Le manteau de Leloup

Jean Leloup sort un album de nulle part à la fin du mois, c’est une bonne nouvelle. Je peux me vanter d’avoir influencé le parcours de cette légende de la musique québécoise.

C’était l’hiver, y’a une douzaine d’année. Je suis sur l’avenue du Mont-Royal, coin sud-ouest de St-Hubert. Je marche vers l’Esse, je m’en vais au loft d’une connaissance, faire une jam avec d’autres amis qui s’y trouvent déjà. J’attend au coin de la rue que la lumière tourne verte, j’apperçois un grand gaillard à l’air hagard, vêtu d’un long et épais manteau de fourrure grise et du casse assorti, qui attend lui aussi l’autre bord de la rue. Même si c’est l’hiver et qu’on gèle à pierre fendre, cet homme se démarque des autres avec son capot de chat sauvage, il attire mon oeil de taupe qui n’arrive pas à reconnaitre les traits de son faciès dans la faible lueur du crépuscule.

La lumière tourne au vert et nous nous rapprochons tranquillement, dans sa démarche je reconnais des allures… « Crisse, c’est Leloup? » que je me dis.

Il jette son regard vers moi, fige sur place, je m’arrête sec à mon tour.

Il me regarde. Je le regarde. C’est lui. Il voit dans mes yeux que je l’ai reconnu, lui qui pensait rester incognito dessous ses habits dignes d’un coureur des bois. Se sentant repéré, il soupire, tourne la tête vers la droite suivi de son corps quelques pas plus tard, le tout d’une manière très majestueuse et théâtrale. Il ressemblait à un paon qui se pavane.
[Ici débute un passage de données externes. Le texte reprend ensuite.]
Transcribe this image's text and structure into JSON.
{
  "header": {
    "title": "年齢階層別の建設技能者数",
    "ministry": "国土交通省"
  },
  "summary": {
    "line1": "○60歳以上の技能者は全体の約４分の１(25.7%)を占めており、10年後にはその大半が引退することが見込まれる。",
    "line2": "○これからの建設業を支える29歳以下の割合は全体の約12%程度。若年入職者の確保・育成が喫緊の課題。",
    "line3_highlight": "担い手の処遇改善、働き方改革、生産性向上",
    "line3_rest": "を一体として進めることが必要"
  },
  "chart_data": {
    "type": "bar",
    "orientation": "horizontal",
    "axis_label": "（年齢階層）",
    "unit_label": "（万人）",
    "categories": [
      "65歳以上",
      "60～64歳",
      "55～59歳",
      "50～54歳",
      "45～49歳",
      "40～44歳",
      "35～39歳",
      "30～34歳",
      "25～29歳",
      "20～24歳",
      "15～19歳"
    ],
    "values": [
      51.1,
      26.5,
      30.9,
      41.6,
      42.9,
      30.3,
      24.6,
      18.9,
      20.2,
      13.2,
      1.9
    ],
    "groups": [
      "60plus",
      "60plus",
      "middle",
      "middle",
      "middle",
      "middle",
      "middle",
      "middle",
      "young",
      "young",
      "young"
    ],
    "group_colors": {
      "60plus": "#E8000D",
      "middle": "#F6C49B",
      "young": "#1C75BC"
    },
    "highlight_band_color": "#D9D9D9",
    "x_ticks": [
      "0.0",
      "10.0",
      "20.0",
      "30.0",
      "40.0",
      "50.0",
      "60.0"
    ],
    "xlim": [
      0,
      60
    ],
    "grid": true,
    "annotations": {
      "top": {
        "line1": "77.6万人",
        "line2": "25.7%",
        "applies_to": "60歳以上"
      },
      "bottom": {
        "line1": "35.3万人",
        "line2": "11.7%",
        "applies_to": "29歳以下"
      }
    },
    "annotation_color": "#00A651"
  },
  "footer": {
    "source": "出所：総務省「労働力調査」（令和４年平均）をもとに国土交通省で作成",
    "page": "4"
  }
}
Le voyant se dérober sous mes yeux, je lui lance un « Fait attention à toi, Jean! » alors qu’il traverse Mont-Royal et il m’envoit la main en retour, sans se retourner, comme un genre de bénédiction… ou un « Vas chez l’diable, man! ».
Mon coeur aime bien l’idée que j’aie été béni par le Don Giovanni du Plateau, paré de ses plus beaux atours, mais la logique dicte qu’il m’envoyait purement chier. Ce qui m’émeut étrangement encore plus. D’ailleurs, je ne lui en ai jamais tenu rigueur. J’aime trop le personnage et sa musique et je sais qu’au fond des choses, lui aussi m’aime! Après tout, c’est à cause de moi et du fait que je l’avais reconnu qu’il avait été obligé de changer de trottoir. Cet incident fâcheux était entièrement de ma faute!

Et c’est ainsi que j’ai fais dévier de sa route mon héros musical québécois par excellence et voilà comment je me peux me vanter d’avoir influencé Leloup!

J’ai bien hâte d’entendre son nouveau record.